Algunas dificultades
Porque él habla; de eso estamos convencidos. Sin embargo, podemos traer a cuestas algunas dificultades para «sintonizar» con Dios:
– quizás nuestro mal número uno: la dispersión. Vivimos «centrifugados», en mucho sitios a la vez. De una parroquia a otra, de una reunión a otra, de la reunión a las clases…
– la prisa y la superficialidad: como andamos dispersos, vamos generalmente siempre corriendo. Y por eso grabamos poco, registramos poco las experiencias que vivimos. Tenemos sensaciones, impresiones, bombardeados a toda velocidad, pero la realidad nos cala poco.
– Inconscientemente podemos hacer de la oración «una reunión de trabajo» de la que sacar conclusiones (para preparar la homilía, para revisarme). Estos días solo nacen de la pura gratuidad, del puro gusto de «estar con él», aunque al final no sacase nada nuevo en claro.
Se trata de estar con aquel que sabemos que nos quiere; de mirarlo para que nos enseñe, para parecernos a él, para que nos dé forma según su molde; se trata de dejarnos mirar por él para que nos dé unos ojos que miren el mundo como los suyos.
Para situarnos
Esta noche podemos ponernos tranquilamente delante del Señor. Llegamos a los ejercicios casi siempre bastante cansados y, a la vez, con la conciencia de que no hemos venido principalmente a descansar.
– No nos vendrá mal escuchar lo de Jesús a los discípulos: «Venid aparte a un lugar solitario y descansad un rato» (Mc 6, 31).
– Puede servirnos el texto de Mc 1, 35: «de madrugada, muy oscuro todavía, se levantó. Salió y se fue a un lugar solitario y allí estuvo orando» o cualquiera de los que presentan a Jesús orando solo. Jesús sale y posiblemente contempla a oscuras la ciudad. Contempla su actitud, cómo pone ante el padre los nombres, los rostros de los enfermos del día, de los pecadores perdonados, de los fariseos inoportunos, de tanta gente sencilla agradecida… Puedes unirte a él en el contenido de su oración: «Padre…»
– Quizás pueda ayudarnos una mirada agradecida a lo que he vivido en el último año, o en el último periodo que me resulte importante. Repasar los acontecimientos, las personas «que traigo en el equipaje», los sentimientos con los que he vivido… y ponérselos por delante al Señor, sin censuras, sin disimularlos, tal cual los llevo dentro, pero intentando descubrir siempre su paso por mi historia. Podemos dedicar a esa mirada un primer rato de oración.
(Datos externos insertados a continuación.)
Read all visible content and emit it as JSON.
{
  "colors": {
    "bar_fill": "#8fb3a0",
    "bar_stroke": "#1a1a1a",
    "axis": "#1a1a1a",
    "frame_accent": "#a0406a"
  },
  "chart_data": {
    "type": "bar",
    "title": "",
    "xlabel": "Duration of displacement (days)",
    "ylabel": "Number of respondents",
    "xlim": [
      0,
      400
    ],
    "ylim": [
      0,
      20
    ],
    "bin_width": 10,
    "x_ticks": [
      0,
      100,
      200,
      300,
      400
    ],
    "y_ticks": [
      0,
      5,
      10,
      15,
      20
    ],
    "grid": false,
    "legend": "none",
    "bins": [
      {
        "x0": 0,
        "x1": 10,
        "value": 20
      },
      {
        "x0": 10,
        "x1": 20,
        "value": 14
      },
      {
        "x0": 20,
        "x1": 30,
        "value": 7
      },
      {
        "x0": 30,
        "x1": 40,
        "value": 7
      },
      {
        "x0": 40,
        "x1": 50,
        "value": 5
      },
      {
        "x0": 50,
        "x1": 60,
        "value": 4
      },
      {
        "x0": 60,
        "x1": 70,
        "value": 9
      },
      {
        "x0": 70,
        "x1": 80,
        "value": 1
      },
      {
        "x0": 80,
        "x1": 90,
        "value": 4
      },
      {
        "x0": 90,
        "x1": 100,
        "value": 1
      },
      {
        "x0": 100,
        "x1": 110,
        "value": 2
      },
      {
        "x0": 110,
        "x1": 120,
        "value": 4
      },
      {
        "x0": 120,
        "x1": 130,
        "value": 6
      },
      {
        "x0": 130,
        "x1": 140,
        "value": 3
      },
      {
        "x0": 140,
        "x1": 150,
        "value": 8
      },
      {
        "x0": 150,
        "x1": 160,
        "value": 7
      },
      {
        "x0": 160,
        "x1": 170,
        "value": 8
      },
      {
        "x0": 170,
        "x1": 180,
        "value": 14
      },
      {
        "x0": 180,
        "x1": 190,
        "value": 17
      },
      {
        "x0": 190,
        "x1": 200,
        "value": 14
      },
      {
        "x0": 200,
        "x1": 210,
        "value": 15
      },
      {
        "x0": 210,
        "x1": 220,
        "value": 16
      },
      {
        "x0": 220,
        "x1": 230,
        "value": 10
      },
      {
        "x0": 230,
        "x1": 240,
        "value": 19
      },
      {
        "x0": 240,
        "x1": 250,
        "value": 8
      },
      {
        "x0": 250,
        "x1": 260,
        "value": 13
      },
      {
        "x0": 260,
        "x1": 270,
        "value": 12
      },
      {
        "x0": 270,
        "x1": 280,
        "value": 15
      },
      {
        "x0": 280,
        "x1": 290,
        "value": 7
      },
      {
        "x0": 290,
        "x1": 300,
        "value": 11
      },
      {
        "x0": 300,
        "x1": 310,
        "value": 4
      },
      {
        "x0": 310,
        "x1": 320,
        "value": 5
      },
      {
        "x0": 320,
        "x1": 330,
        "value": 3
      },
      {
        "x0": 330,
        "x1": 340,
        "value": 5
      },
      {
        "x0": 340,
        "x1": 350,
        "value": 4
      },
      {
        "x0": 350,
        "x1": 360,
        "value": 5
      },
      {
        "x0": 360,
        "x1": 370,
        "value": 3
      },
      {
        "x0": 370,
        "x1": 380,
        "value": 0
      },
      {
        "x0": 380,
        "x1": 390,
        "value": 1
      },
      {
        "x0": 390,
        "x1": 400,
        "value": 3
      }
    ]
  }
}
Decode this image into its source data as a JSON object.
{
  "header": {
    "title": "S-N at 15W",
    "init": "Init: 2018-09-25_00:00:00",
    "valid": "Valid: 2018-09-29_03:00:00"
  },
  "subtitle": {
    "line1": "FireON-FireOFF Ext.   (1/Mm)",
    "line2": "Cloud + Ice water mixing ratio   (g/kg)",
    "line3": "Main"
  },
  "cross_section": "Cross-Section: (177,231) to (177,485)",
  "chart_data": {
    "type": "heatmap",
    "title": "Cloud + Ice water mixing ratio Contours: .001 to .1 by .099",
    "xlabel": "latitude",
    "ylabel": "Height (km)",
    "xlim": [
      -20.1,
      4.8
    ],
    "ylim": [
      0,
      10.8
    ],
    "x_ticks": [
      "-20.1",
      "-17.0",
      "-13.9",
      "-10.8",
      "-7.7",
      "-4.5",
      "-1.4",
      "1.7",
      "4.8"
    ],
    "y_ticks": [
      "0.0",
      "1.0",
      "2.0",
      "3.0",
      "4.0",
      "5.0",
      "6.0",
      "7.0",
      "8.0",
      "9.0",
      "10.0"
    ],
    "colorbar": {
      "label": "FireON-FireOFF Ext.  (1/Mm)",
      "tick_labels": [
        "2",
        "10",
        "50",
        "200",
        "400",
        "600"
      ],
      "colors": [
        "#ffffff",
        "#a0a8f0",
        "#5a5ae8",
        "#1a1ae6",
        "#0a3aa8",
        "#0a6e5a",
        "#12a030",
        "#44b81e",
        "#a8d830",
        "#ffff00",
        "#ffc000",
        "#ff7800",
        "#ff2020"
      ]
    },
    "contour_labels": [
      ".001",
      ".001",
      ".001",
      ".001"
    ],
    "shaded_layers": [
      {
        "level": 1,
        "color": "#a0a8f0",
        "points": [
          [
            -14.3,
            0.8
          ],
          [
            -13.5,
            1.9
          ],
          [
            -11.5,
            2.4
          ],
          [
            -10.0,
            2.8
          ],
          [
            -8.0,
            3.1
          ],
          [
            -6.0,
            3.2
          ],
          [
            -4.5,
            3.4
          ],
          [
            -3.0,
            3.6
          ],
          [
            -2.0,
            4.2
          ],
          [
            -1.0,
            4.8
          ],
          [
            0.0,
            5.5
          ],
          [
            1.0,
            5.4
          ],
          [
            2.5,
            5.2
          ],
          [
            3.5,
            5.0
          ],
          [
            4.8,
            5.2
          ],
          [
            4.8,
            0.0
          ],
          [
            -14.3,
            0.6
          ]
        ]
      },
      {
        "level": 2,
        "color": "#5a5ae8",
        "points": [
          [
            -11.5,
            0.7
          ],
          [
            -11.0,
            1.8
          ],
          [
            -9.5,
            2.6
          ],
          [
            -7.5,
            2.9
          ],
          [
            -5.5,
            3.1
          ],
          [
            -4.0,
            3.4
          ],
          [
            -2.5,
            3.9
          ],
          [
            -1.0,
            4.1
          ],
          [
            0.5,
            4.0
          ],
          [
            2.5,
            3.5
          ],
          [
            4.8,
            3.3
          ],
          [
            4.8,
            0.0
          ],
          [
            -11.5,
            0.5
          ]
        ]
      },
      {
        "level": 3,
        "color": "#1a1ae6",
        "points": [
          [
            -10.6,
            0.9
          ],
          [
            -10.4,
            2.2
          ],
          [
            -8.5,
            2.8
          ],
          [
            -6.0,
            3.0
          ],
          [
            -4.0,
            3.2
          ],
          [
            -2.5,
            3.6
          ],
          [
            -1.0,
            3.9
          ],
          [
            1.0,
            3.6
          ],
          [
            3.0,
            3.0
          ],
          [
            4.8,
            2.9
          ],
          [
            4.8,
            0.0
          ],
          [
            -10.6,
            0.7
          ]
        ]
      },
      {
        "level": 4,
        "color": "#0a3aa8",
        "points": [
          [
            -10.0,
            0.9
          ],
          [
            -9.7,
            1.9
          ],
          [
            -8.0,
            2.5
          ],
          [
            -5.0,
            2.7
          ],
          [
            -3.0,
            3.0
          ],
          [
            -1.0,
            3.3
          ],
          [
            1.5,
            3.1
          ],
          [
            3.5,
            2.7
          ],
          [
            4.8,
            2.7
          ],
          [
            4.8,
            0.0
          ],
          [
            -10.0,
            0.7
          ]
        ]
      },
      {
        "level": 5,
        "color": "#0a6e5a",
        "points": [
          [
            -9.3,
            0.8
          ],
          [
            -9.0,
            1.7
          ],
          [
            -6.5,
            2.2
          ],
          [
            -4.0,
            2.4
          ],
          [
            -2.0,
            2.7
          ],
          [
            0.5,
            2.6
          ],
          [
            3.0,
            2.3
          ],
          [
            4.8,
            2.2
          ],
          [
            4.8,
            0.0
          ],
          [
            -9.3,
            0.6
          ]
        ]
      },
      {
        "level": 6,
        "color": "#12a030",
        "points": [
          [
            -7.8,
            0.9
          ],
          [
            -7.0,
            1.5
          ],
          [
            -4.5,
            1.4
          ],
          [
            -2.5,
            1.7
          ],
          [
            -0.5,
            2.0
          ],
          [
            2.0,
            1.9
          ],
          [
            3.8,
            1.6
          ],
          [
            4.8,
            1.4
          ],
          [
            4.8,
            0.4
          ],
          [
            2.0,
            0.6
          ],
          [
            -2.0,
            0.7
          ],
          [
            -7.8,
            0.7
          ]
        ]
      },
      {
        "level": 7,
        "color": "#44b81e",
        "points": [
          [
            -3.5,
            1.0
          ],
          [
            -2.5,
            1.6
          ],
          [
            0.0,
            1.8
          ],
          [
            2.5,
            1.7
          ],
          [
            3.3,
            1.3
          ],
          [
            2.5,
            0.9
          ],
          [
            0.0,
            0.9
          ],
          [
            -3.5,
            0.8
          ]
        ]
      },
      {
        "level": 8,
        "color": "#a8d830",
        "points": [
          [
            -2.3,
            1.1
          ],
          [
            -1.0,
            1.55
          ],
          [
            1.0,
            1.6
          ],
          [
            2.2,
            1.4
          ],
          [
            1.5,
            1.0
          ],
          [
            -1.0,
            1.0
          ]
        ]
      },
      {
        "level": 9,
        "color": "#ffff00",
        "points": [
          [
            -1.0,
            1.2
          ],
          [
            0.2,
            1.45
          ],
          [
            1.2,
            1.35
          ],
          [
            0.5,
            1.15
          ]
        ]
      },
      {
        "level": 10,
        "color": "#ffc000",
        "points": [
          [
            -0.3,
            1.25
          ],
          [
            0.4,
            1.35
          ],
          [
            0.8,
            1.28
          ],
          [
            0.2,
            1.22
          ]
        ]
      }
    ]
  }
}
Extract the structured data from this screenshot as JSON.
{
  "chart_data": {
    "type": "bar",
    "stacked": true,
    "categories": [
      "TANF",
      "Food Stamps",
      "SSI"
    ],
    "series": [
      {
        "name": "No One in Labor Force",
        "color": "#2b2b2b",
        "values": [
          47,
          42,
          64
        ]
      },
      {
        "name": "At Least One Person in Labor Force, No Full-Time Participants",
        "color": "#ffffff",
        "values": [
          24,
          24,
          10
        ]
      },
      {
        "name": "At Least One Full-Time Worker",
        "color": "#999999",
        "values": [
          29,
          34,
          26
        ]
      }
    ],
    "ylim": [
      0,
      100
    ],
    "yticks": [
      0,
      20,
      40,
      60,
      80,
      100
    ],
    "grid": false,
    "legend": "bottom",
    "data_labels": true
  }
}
No se trata de mera introspección, sino de redescubrir cómo mi historia ha sido acompañada, como la hemos vivido entre dos. Nuestra historia siempre se vive en plural… Pretendemos vivir estos días en compañía, acompañados por Jesús, cultivando esa sintonía de corazones que es la amistad.
Lo único que cuenta es «ser puestos con él». En la vida y en la muerte, solo nos salva comer el mismo pan de Cristo, es decir, ser simple y literalmente «compañeros» (cum-panis, «los que comen el mismo pan») […]. Con los años, la vida del Maestro y la del discípulo auténtico se entretejen de modo cada vez más estrecho, hasta el punto de no distinguirse dónde acaba el propio yo y dónde comienza el suyo. Tanto que, como cantaba Felipe Neri, «yo en vos y vos en mí nos vamos cambiando». La vida eterna es más una cuestión de «compañía» que de méritos (G. Forlai).
– O puede ser bueno, tranquilamente, mirar adelante y preguntarnos delante del Señor: ¿qué espero de los ejercicios? ¿Qué le pido al Señor estos días? ¿Qué me hace falta? Al Señor nadie le gana en generosidad. Lo nuestro es extender la mano como niños y pedir…
PDF: Esquema 0. para ponernos a tiro
Avivando el deseo…
Seguimos tratando de «entrar» en los ejercicios, dar el paso de «ponernos a tiro», querer adentrarnos en los caminos que Dios nos tiene preparados para estos días.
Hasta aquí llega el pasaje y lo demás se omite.